元来、「不易は善」「流行は悪」という生活上の概念がある。
芭蕉の本心は、不易(善)には、流行(悪)にある。
世間一般の生活理念では流行を追うウカレ者は悪であるが、流行こそが俳味の命なのであり、流行をとらえる技が俳諧師の腕となる。
「不易」はつけたしである。
俳諧のルールは芭蕉式新ルールによって、それまでの百韻から36韻に縮められた。
これにより、仕事を終えた武士や町人は夕刻七つ半(5時)あたりから歌仙を巻きはじめて、五つ半(夜9時)くらいに終了する。
百韻形式の歌仙をやれば、徹夜マージャンになる。
連句とは、句と句の間にその物語性がある。
初句をへて36韻が終了するまでは、さまざまな検討がなされ、場を仕切る芭蕉がひとつひとつ答えて、修正していく。
板本になった連句には、そのあいだのやりとりは消されているため、そこでなにが話されたかはわからない。

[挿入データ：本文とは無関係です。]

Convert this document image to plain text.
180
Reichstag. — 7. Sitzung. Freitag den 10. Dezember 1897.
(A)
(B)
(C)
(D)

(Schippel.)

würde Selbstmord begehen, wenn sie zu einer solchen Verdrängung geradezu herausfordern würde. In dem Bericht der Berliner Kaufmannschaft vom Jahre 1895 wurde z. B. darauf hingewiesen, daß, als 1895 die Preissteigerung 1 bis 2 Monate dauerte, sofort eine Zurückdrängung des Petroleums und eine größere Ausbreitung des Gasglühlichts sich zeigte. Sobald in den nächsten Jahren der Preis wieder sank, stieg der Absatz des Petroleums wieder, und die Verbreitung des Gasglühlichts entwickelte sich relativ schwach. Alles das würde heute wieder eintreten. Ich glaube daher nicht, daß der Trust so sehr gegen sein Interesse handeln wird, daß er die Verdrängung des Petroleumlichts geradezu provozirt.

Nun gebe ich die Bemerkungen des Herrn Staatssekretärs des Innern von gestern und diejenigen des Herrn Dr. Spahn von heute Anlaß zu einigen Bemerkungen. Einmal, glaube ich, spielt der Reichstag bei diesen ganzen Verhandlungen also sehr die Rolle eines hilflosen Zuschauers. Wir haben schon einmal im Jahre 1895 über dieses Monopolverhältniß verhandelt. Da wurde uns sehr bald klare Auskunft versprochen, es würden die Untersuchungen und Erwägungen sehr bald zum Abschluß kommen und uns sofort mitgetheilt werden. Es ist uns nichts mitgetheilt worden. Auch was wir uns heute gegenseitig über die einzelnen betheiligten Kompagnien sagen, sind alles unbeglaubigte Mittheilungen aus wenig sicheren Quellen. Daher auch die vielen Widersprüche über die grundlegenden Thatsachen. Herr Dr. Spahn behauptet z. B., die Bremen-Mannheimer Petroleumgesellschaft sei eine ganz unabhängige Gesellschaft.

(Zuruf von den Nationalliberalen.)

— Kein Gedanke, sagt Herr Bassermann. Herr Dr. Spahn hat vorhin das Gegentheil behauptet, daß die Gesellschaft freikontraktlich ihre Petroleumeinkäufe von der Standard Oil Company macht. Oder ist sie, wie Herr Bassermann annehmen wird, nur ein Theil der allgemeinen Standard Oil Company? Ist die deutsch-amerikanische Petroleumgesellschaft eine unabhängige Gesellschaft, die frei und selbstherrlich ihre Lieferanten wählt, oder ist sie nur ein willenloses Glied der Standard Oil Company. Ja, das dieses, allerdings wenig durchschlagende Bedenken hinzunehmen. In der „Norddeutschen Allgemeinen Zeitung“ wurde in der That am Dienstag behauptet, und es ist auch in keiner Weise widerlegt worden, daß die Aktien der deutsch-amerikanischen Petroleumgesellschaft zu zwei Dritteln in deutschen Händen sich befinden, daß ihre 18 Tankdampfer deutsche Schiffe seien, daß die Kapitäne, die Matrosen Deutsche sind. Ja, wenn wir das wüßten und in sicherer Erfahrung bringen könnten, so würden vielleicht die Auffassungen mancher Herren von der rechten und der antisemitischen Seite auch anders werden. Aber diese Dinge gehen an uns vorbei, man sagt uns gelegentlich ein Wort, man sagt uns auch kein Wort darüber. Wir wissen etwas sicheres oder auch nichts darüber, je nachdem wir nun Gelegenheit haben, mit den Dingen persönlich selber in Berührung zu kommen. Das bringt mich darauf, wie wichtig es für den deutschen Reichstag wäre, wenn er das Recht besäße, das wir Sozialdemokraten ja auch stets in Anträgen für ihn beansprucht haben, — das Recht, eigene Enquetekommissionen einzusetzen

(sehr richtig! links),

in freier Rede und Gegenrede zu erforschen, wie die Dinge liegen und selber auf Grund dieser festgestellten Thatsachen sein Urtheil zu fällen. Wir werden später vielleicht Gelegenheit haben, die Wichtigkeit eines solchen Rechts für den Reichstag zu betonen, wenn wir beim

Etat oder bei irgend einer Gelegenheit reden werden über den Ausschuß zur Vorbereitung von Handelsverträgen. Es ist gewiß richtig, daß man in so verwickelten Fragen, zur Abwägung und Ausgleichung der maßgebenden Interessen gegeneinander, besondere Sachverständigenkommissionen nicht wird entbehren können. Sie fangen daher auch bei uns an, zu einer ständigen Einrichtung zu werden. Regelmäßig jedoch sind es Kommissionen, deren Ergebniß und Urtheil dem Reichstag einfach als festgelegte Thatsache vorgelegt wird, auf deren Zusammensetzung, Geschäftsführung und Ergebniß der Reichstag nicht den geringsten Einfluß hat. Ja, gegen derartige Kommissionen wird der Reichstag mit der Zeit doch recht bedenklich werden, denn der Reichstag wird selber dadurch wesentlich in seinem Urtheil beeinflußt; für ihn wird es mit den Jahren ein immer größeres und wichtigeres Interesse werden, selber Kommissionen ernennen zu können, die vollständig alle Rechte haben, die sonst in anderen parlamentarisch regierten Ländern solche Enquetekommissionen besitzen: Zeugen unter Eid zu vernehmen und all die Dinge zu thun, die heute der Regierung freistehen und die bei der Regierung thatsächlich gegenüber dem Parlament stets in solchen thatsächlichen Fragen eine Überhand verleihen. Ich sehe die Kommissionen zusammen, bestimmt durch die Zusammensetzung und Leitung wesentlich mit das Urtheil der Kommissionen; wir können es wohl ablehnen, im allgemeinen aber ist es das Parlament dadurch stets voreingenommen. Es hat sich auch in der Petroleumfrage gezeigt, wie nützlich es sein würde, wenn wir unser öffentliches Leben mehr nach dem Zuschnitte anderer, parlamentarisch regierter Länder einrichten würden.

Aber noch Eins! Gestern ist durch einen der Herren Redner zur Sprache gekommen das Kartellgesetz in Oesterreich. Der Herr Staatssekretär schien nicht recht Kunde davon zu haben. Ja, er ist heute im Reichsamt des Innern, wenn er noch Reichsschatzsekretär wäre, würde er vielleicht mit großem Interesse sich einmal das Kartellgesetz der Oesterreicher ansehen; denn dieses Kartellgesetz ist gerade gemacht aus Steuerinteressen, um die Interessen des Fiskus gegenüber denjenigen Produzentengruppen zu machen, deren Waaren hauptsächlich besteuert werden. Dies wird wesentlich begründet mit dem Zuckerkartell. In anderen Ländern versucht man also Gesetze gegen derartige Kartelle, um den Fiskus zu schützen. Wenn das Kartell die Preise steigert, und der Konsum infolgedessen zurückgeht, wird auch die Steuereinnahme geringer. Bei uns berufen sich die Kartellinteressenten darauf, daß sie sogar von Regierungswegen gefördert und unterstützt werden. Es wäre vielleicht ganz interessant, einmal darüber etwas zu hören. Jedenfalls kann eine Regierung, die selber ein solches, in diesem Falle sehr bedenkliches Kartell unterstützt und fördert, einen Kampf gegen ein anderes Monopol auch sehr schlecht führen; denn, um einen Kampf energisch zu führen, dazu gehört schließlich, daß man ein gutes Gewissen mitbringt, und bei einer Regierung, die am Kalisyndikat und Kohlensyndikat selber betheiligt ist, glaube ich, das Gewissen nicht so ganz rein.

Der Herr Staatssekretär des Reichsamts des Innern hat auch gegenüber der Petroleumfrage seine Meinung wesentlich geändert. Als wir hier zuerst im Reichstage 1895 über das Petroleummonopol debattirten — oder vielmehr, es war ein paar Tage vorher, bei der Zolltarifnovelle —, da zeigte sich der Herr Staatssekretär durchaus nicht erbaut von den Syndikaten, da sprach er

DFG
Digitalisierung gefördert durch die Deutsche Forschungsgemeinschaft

したがって連句は本来的に謎を含んだ暗号文学という側面がある。
句と句の余白の解釈は読む者の自由だ。
芭蕉は見えざる壁にぶち当たっていた。
それは「不易流行」の「流行」であり、「軽み」につながっていく。
「不易」の体質は、芭蕉にしみついてしまって、いまさら不易を説く必要は無い。
自己をどう「軽く」していくか。
俳諧師は「重く」なってしまったときは、もう終わりである。
芭蕉には不易はあるが、「流行」があったかどうか。
「奥のほそ道」の巻頭には、
「月日は百代の過客にして、行きかふ年もまた旅人なり」
とあり、これは流行を言っている。
ということは、芭蕉にとっての流行は日々のたびであって、「流行」を知るために旅に「たよる」
「不易流行」の句は「奥のほそ道」に多く出てくるが、それは旅をしているから、そうなるのである。
芭蕉は「作意」を嫌った。
芭蕉のいう「作意」とは、「作為」であり、作り手の仕掛けが見え透いてしまうことである。
句が上達すると、技巧が先行して、純粋の感動が薄まってしまう。
小学生の句のほうがプロの句よりの新鮮で驚くことが多い。
子どもの句には無駄な技巧がなく、直截の目がある。
その子が成長してうまくなっていくと、巧を意識するあまり「作意」が出て、その結果、並句しか出来ない。
芭蕉が「作意」 を否定しても、その基準がどこにあるかは極めてアヤフヤである。
発句を吟じることが「作意」であり、まして約束事の多い連句作法の附句は作意なくして不可能である。
それを知りつつ芭蕉が「作意」を否定したのは、「つねに素にもどれ」という決意表明であろう。
であるけれども、具体的な表になると、「作意」と「無作意」の差はつけにくい。
不易流行も同様で、「奥のほそ道」という旅では通用するが、旅もせず、町に暮す人々には分かったようで分からない。
芭蕉は求道的で厳密である。
句を吟じつつ句論を確立しようとする。
不易流行がどうもおかしくなると、「軽み」を打ち出して、これに昔からの弟子の多くがついていjけなかった。
芭蕉は求道的になろうとするほど破綻しはじめる。
自己の論と作品が乖離していくのをふせぎようがない。
芭蕉に欠けていたのは、放蕩児と言われた其角の自在さであった。
芭蕉意向の蕉門がバラバラに飛び散るのは、むしろ当然の結果であった。